Emergency response following suspicion of an avian influenza outbreak

The management of a suspected index case of highly pathogenic avian influenza (AI) is crucial to the subsequent actions aimed at limiting the spread of infection and ultimately in prompt eradication of the virus. In this study, the legislative basis, basic concepts and actions behind a successful disease management programme are reviewed. These include actions at local veterinary headquarters and at farm level which must be coordinated centrally to ensure the flow of information essential to decision making. The success of any emergency intervention strategy is dependent upon the level of preparedness, including action plans to source manpower, equipment and on the degree of communication between relevant parties. Availability of information on the successes and failures in field outbreak management, will inevitably result in improved AI control worldwide.     

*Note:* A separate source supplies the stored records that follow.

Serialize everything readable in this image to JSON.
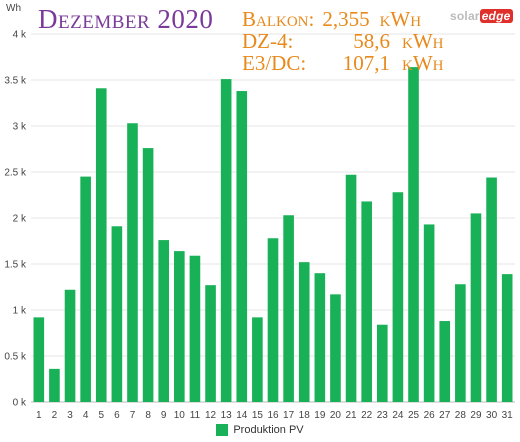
{
  "header": {
    "title": "Dezember 2020",
    "stats": [
      {
        "label": "Balkon:",
        "value": "2,355",
        "unit": "kWh"
      },
      {
        "label": "DZ-4:",
        "value": "58,6",
        "unit": "kWh"
      },
      {
        "label": "E3/DC:",
        "value": "107,1",
        "unit": "kWh"
      }
    ],
    "brand_main": "solar",
    "brand_accent": "edge"
  },
  "chart_data": {
    "type": "bar",
    "ylabel": "Wh",
    "ylim": [
      0,
      4000
    ],
    "yticks": [
      0,
      500,
      1000,
      1500,
      2000,
      2500,
      3000,
      3500,
      4000
    ],
    "ytick_labels": [
      "0 k",
      "0.5 k",
      "1 k",
      "1.5 k",
      "2 k",
      "2.5 k",
      "3 k",
      "3.5 k",
      "4 k"
    ],
    "categories": [
      "1",
      "2",
      "3",
      "4",
      "5",
      "6",
      "7",
      "8",
      "9",
      "10",
      "11",
      "12",
      "13",
      "14",
      "15",
      "16",
      "17",
      "18",
      "19",
      "20",
      "21",
      "22",
      "23",
      "24",
      "25",
      "26",
      "27",
      "28",
      "29",
      "30",
      "31"
    ],
    "series": [
      {
        "name": "Produktion PV",
        "color": "#19b157",
        "values": [
          920,
          360,
          1220,
          2450,
          3410,
          1910,
          3030,
          2760,
          1760,
          1640,
          1590,
          1270,
          3510,
          3380,
          920,
          1780,
          2030,
          1520,
          1400,
          1170,
          2470,
          2180,
          840,
          2280,
          3640,
          1930,
          880,
          1280,
          2050,
          2440,
          1390
        ]
      }
    ],
    "grid": true,
    "legend_position": "bottom"
  }
}
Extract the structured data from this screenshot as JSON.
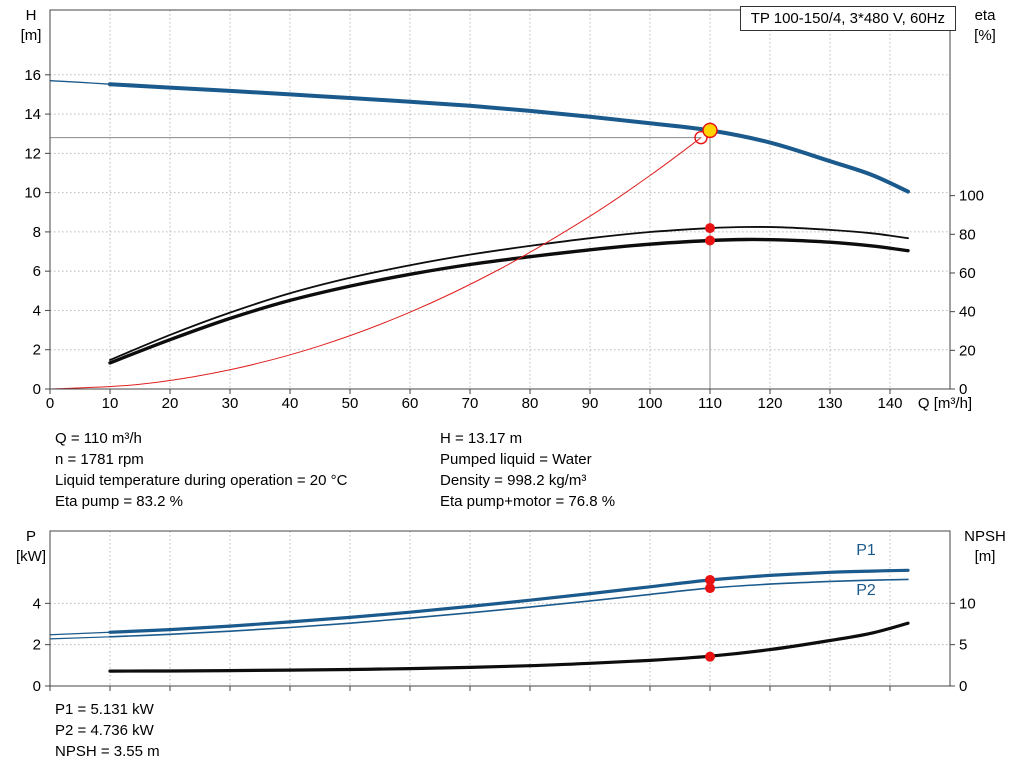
{
  "header": {
    "title": "TP 100-150/4, 3*480 V, 60Hz"
  },
  "annotations": {
    "top_left": [
      "Q = 110 m³/h",
      "n = 1781 rpm",
      "Liquid temperature during operation = 20 °C",
      "Eta pump = 83.2 %"
    ],
    "top_right": [
      "H = 13.17 m",
      "Pumped liquid = Water",
      "Density = 998.2 kg/m³",
      "Eta pump+motor = 76.8 %"
    ],
    "bottom": [
      "P1 = 5.131 kW",
      "P2 = 4.736 kW",
      "NPSH = 3.55 m"
    ]
  },
  "colors": {
    "blue": "#1b5a8c",
    "black": "#0d0d0d",
    "red": "#e02020",
    "marker_red": "#e81212",
    "marker_yellow": "#ffd400",
    "grid": "#b9b9b9",
    "axis": "#444444",
    "ref_line": "#8a8a8a"
  },
  "chart_data": [
    {
      "type": "line",
      "name": "qh-eta-chart",
      "x_axis": {
        "label": "Q [m³/h]",
        "range": [
          0,
          150
        ],
        "ticks": [
          0,
          10,
          20,
          30,
          40,
          50,
          60,
          70,
          80,
          90,
          100,
          110,
          120,
          130,
          140
        ],
        "show_labels": true
      },
      "y_left": {
        "label": "H",
        "unit": "[m]",
        "range": [
          0,
          19.3
        ],
        "ticks": [
          0,
          2,
          4,
          6,
          8,
          10,
          12,
          14,
          16
        ]
      },
      "y_right": {
        "label": "eta",
        "unit": "[%]",
        "range": [
          0,
          196
        ],
        "ticks": [
          0,
          20,
          40,
          60,
          80,
          100
        ]
      },
      "series": [
        {
          "name": "qh-curve-lead",
          "axis": "left",
          "color": "blue",
          "width": 1.3,
          "points": [
            [
              0,
              15.7
            ],
            [
              5,
              15.62
            ],
            [
              10,
              15.52
            ]
          ]
        },
        {
          "name": "qh-curve",
          "axis": "left",
          "color": "blue",
          "width": 4,
          "points": [
            [
              10,
              15.52
            ],
            [
              20,
              15.35
            ],
            [
              30,
              15.18
            ],
            [
              40,
              15.0
            ],
            [
              50,
              14.82
            ],
            [
              60,
              14.63
            ],
            [
              70,
              14.42
            ],
            [
              80,
              14.16
            ],
            [
              90,
              13.86
            ],
            [
              100,
              13.53
            ],
            [
              110,
              13.17
            ],
            [
              120,
              12.55
            ],
            [
              130,
              11.6
            ],
            [
              137,
              10.9
            ],
            [
              143,
              10.05
            ]
          ]
        },
        {
          "name": "eta-pump-curve",
          "axis": "right",
          "color": "black",
          "width": 1.8,
          "points": [
            [
              10,
              15
            ],
            [
              20,
              28
            ],
            [
              30,
              39.5
            ],
            [
              40,
              49.5
            ],
            [
              50,
              57.5
            ],
            [
              60,
              64
            ],
            [
              70,
              69.5
            ],
            [
              80,
              74
            ],
            [
              90,
              78
            ],
            [
              100,
              81.2
            ],
            [
              110,
              83.2
            ],
            [
              116,
              83.8
            ],
            [
              122,
              83.6
            ],
            [
              130,
              82.3
            ],
            [
              137,
              80.5
            ],
            [
              143,
              78
            ]
          ]
        },
        {
          "name": "eta-pump-motor-curve",
          "axis": "right",
          "color": "black",
          "width": 3.4,
          "points": [
            [
              10,
              13.5
            ],
            [
              20,
              25.5
            ],
            [
              30,
              36.5
            ],
            [
              40,
              45.8
            ],
            [
              50,
              53.2
            ],
            [
              60,
              59.3
            ],
            [
              70,
              64.4
            ],
            [
              80,
              68.4
            ],
            [
              90,
              72
            ],
            [
              100,
              74.9
            ],
            [
              110,
              76.8
            ],
            [
              116,
              77.3
            ],
            [
              122,
              77.1
            ],
            [
              130,
              75.9
            ],
            [
              137,
              74
            ],
            [
              143,
              71.5
            ]
          ]
        },
        {
          "name": "system-resistance-curve",
          "axis": "left",
          "color": "red",
          "width": 1,
          "points": [
            [
              0,
              0
            ],
            [
              15,
              0.24
            ],
            [
              30,
              0.98
            ],
            [
              45,
              2.2
            ],
            [
              60,
              3.91
            ],
            [
              75,
              6.11
            ],
            [
              90,
              8.8
            ],
            [
              100,
              10.87
            ],
            [
              108.5,
              12.8
            ]
          ]
        }
      ],
      "ref_lines": [
        {
          "name": "duty-point-vline",
          "type": "v",
          "axis": "left",
          "x": 110,
          "y_from": 0,
          "y_to": 13.17
        },
        {
          "name": "duty-point-hline",
          "type": "h",
          "axis": "left",
          "y": 12.8,
          "x_from": 0,
          "x_to": 108.5
        }
      ],
      "markers": [
        {
          "name": "requested-duty-point",
          "x": 108.5,
          "y": 12.8,
          "axis": "left",
          "style": "open-red"
        },
        {
          "name": "actual-duty-point",
          "x": 110,
          "y": 13.17,
          "axis": "left",
          "style": "yellow"
        },
        {
          "name": "eta-pump-point",
          "x": 110,
          "y": 83.2,
          "axis": "right",
          "style": "red"
        },
        {
          "name": "eta-pump-motor-point",
          "x": 110,
          "y": 76.8,
          "axis": "right",
          "style": "red"
        }
      ],
      "labels": []
    },
    {
      "type": "line",
      "name": "power-npsh-chart",
      "x_axis": {
        "label": "",
        "range": [
          0,
          150
        ],
        "ticks": [
          0,
          10,
          20,
          30,
          40,
          50,
          60,
          70,
          80,
          90,
          100,
          110,
          120,
          130,
          140
        ],
        "show_labels": false
      },
      "y_left": {
        "label": "P",
        "unit": "[kW]",
        "range": [
          0,
          7.5
        ],
        "ticks": [
          0,
          2,
          4
        ]
      },
      "y_right": {
        "label": "NPSH",
        "unit": "[m]",
        "range": [
          0,
          18.75
        ],
        "ticks": [
          0,
          5,
          10
        ]
      },
      "series": [
        {
          "name": "p1-curve-lead",
          "axis": "left",
          "color": "blue",
          "width": 1.2,
          "points": [
            [
              0,
              2.48
            ],
            [
              10,
              2.6
            ]
          ]
        },
        {
          "name": "p1-curve",
          "axis": "left",
          "color": "blue",
          "width": 3.2,
          "points": [
            [
              10,
              2.6
            ],
            [
              20,
              2.73
            ],
            [
              30,
              2.9
            ],
            [
              40,
              3.1
            ],
            [
              50,
              3.32
            ],
            [
              60,
              3.57
            ],
            [
              70,
              3.85
            ],
            [
              80,
              4.15
            ],
            [
              90,
              4.47
            ],
            [
              100,
              4.8
            ],
            [
              110,
              5.131
            ],
            [
              120,
              5.35
            ],
            [
              130,
              5.5
            ],
            [
              137,
              5.56
            ],
            [
              143,
              5.6
            ]
          ]
        },
        {
          "name": "p2-curve-lead",
          "axis": "left",
          "color": "blue",
          "width": 1.2,
          "points": [
            [
              0,
              2.28
            ],
            [
              10,
              2.38
            ]
          ]
        },
        {
          "name": "p2-curve",
          "axis": "left",
          "color": "blue",
          "width": 1.6,
          "points": [
            [
              10,
              2.38
            ],
            [
              20,
              2.5
            ],
            [
              30,
              2.65
            ],
            [
              40,
              2.83
            ],
            [
              50,
              3.04
            ],
            [
              60,
              3.28
            ],
            [
              70,
              3.54
            ],
            [
              80,
              3.82
            ],
            [
              90,
              4.12
            ],
            [
              100,
              4.43
            ],
            [
              110,
              4.736
            ],
            [
              120,
              4.93
            ],
            [
              130,
              5.06
            ],
            [
              137,
              5.12
            ],
            [
              143,
              5.16
            ]
          ]
        },
        {
          "name": "npsh-curve",
          "axis": "right",
          "color": "black",
          "width": 3.2,
          "points": [
            [
              10,
              1.8
            ],
            [
              20,
              1.82
            ],
            [
              30,
              1.86
            ],
            [
              40,
              1.92
            ],
            [
              50,
              2.0
            ],
            [
              60,
              2.1
            ],
            [
              70,
              2.25
            ],
            [
              80,
              2.45
            ],
            [
              90,
              2.75
            ],
            [
              100,
              3.1
            ],
            [
              110,
              3.6
            ],
            [
              120,
              4.4
            ],
            [
              130,
              5.5
            ],
            [
              137,
              6.4
            ],
            [
              143,
              7.6
            ]
          ]
        }
      ],
      "ref_lines": [],
      "markers": [
        {
          "name": "p1-point",
          "x": 110,
          "y": 5.131,
          "axis": "left",
          "style": "red"
        },
        {
          "name": "p2-point",
          "x": 110,
          "y": 4.736,
          "axis": "left",
          "style": "red"
        },
        {
          "name": "npsh-point",
          "x": 110,
          "y": 3.55,
          "axis": "right",
          "style": "red"
        }
      ],
      "labels": [
        {
          "name": "p1-label",
          "text": "P1",
          "x": 136,
          "y": 6.35,
          "axis": "left",
          "color": "blue"
        },
        {
          "name": "p2-label",
          "text": "P2",
          "x": 136,
          "y": 4.4,
          "axis": "left",
          "color": "blue"
        }
      ]
    }
  ]
}
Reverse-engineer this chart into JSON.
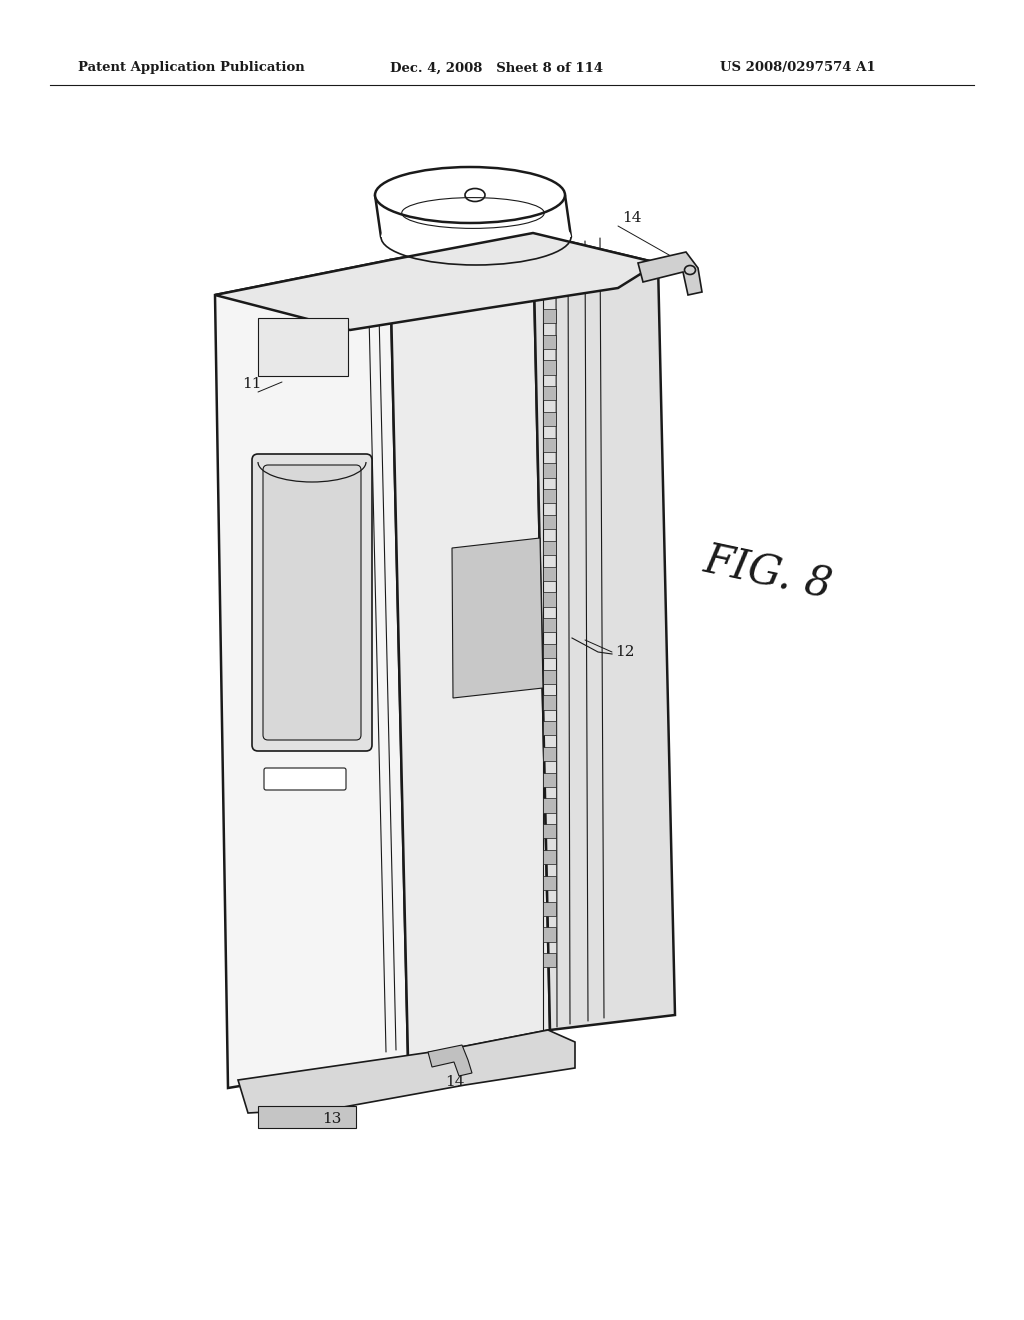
{
  "background_color": "#ffffff",
  "header_left": "Patent Application Publication",
  "header_center": "Dec. 4, 2008   Sheet 8 of 114",
  "header_right": "US 2008/0297574 A1",
  "fig_label": "FIG. 8",
  "line_color": "#1a1a1a",
  "text_color": "#1a1a1a"
}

Avian influenza outbreak management: action at time of confirmation, depopulation and disposal methods; the 'Belgian experience' during the H7N7 highly pathogenic avian influenza epidemic in 2003

Eradication of H5 and H7 influenza in a positive flock will include mass depopulation of birds, containment and inactivation of the virus in the carcasses and litter, and decontamination of the facility. A quick response is desired in the event of a disease outbreak. Ideally, birds should be depopulated within 24 h after detecting the virus. Mass depopulation of birds must be performed in a humane manner while minimizing human health and biosecurity risks. In the framework of the European legislation, a number of methods are authorized for the killing of poultry for processing prior to marketing. However, during emergencies such as a disease outbreak, there are fewer options. The current most commonly used procedures for large-scale emergency depopulation of birds consist of exposing poultry to CO or CO(2) gas. Both gasses have been used in Belgium during the H7N7 crisis in 2003. The gassing procedures include whole house gassing, portable panel enclosures, cage cabinets, containers and polyethylene tent method. Whole house gassing requires sealing the house to prevent gas leakage and, using specialized equipment, introducing large volumes of gas evenly over the birds. All procedures are very labour intensive, create a biosecurity risk and require a large number of personnel. There are considerable region-to-region differences in emergency depopulation techniques and disposal of carcasses and infected material. Because of the differences in bird type and species, management, housing and stocking density, it is difficult to propose a depopulation technique that will be suitable for all circumstances. Safety of the human operators is an increasing concern with all H5 and H7 strains and in particular with the highly pathogenic H5N1 strain. Researchers and commercial poultry companies in the United States recently established that non-toxic water-based foam with a certain bubble size presents a practicable, effective and humane method for mass depopulation. Foam of the right bubble size creates an occlusion in the trachea of birds, causing a rapid onset of hypoxia. The foam that blankets the broiler house induces physical hypoxia - the same cause of death as the approved method using carbon dioxide gas (CO(2)). The article illustrates the different culling and disposal methods with a focus on the methods used during the 2003 H7N7 crisis in Belgium.